Sankofa: o retorno e o recomeço (cap. 8)

Um conto erótico de Mmaah
Categoria: Homossexual
Contém 1254 palavras
Data: 23/05/2015 22:40:49
Última revisão: 23/05/2015 22:41:54

Me mudei dia 25 de dezembro. Sim, exatamente no Natal. Como tradição, passamos a noite anterior na casa da minha vó materna (a que faleceu era paterna). No dia seguinte, por volta das 15h, meu irmão foi deixar minha mãe em casa e eu fui pegar minha pequena “mudança”. Havia deixado tudo pronto, só faltava mesmo colocar no carro. Chegando em casa, tomei um banho enquanto meu irmão fazia um lanche. Depois carregamos as coisas para o carro e era hora de me despedir. De fato, não era longe. Estaria morando a apenas 60km de casa, 1h de ônibus. Mas sair de dentro da casa dos pais tem um peso muito maior do que supõe nossa vã filosofia. Já no portão de casa, vi meu pai sentado na calçada, como se esperasse alguma coisa da minha parte. Eu não havia chegado nesse ponto, no outro conto. Talvez em algum momento eu chegue a detalhar o motivo pelo qual não nos falamos mais, desde junho de 2014. Hesitei entre me despedir ou não. Minha mãe depois chegou a me contar que o olhar dele enquanto me via ir embora foi de dar dó. Mas a verdade é que eu não olhei pra trás. Ela me acompanhou até o carro. Coloquei tudo na mala, algumas coisas no banco de trás, era hora de partir. Abracei minha mãe, lhe dei um beijo na testa e disse um “Eu te amo” embargado. Segurei para não chorar e dificultar mais aquele momento. Ela nem conseguiu responder. Entrei no carro e pude ver ela secar as lágrimas pelo retrovisor. Vim o caminho inteiro sem falar nada, e meu irmão também entendeu que eu não estava pra prosa. Estava anoitecendo quando fomos nos aproximando da capital.

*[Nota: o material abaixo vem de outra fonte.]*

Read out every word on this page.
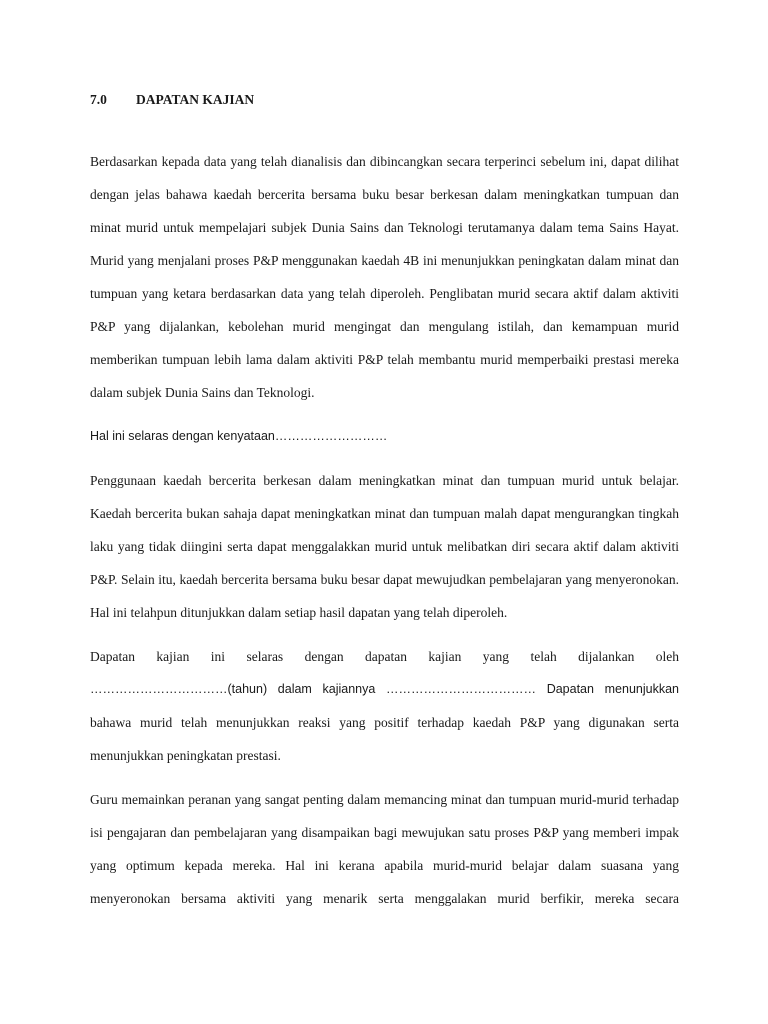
7.0	DAPATAN KAJIAN

Berdasarkan kepada data yang telah dianalisis dan dibincangkan secara terperinci sebelum ini, dapat dilihat dengan jelas bahawa kaedah bercerita bersama buku besar berkesan dalam meningkatkan tumpuan dan minat murid untuk mempelajari subjek Dunia Sains dan Teknologi terutamanya dalam tema Sains Hayat. Murid yang menjalani proses P&P menggunakan kaedah 4B ini menunjukkan peningkatan dalam minat dan tumpuan yang ketara berdasarkan data yang telah diperoleh. Penglibatan murid secara aktif dalam aktiviti P&P yang dijalankan, kebolehan murid mengingat dan mengulang istilah, dan kemampuan murid memberikan tumpuan lebih lama dalam aktiviti P&P telah membantu murid memperbaiki prestasi mereka dalam subjek Dunia Sains dan Teknologi.

Hal ini selaras dengan kenyataan………………………

Penggunaan kaedah bercerita berkesan dalam meningkatkan minat dan tumpuan murid untuk belajar. Kaedah bercerita bukan sahaja dapat meningkatkan minat dan tumpuan malah dapat mengurangkan tingkah laku yang tidak diingini serta dapat menggalakkan murid untuk melibatkan diri secara aktif dalam aktiviti P&P. Selain itu, kaedah bercerita bersama buku besar dapat mewujudkan pembelajaran yang menyeronokan. Hal ini telahpun ditunjukkan dalam setiap hasil dapatan yang telah diperoleh.

Dapatan kajian ini selaras dengan dapatan kajian yang telah dijalankan oleh
……………………………(tahun) dalam kajiannya ……………………………… Dapatan menunjukkan
bahawa murid telah menunjukkan reaksi yang positif terhadap kaedah P&P yang digunakan serta menunjukkan peningkatan prestasi.

Guru memainkan peranan yang sangat penting dalam memancing minat dan tumpuan murid-murid terhadap isi pengajaran dan pembelajaran yang disampaikan bagi mewujukan satu proses P&P yang memberi impak yang optimum kepada mereka. Hal ini kerana apabila murid-murid belajar dalam suasana yang menyeronokan bersama aktiviti yang menarik serta menggalakan murid berfikir, mereka secara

Lembrei da minha infância, de quando eu era criança e vinha aqui com meus pais a passeio ou para resolver coisas, do quanto eu gostava do trânsito (coisa de criança), do movimento, da pressa, dos ônibus, dos prédios altos. Tudo era motivo de curiosidade e apreciação minha. Me passou um filme pela cabeça, sim eu estava verdadeiramente amadurecendo, ou no mínimo tentando. Eu não fazia ideia do que me esperava aqui, das coisas que ainda iria passar. Mas uma coisa era certa: não ia ser fácil. Coloquei todos os meus sonhos numa sacola e fui lá. Eu não sabia exatamente onde era a localização, por isso quando cheguei no bairro, liguei pra Thy.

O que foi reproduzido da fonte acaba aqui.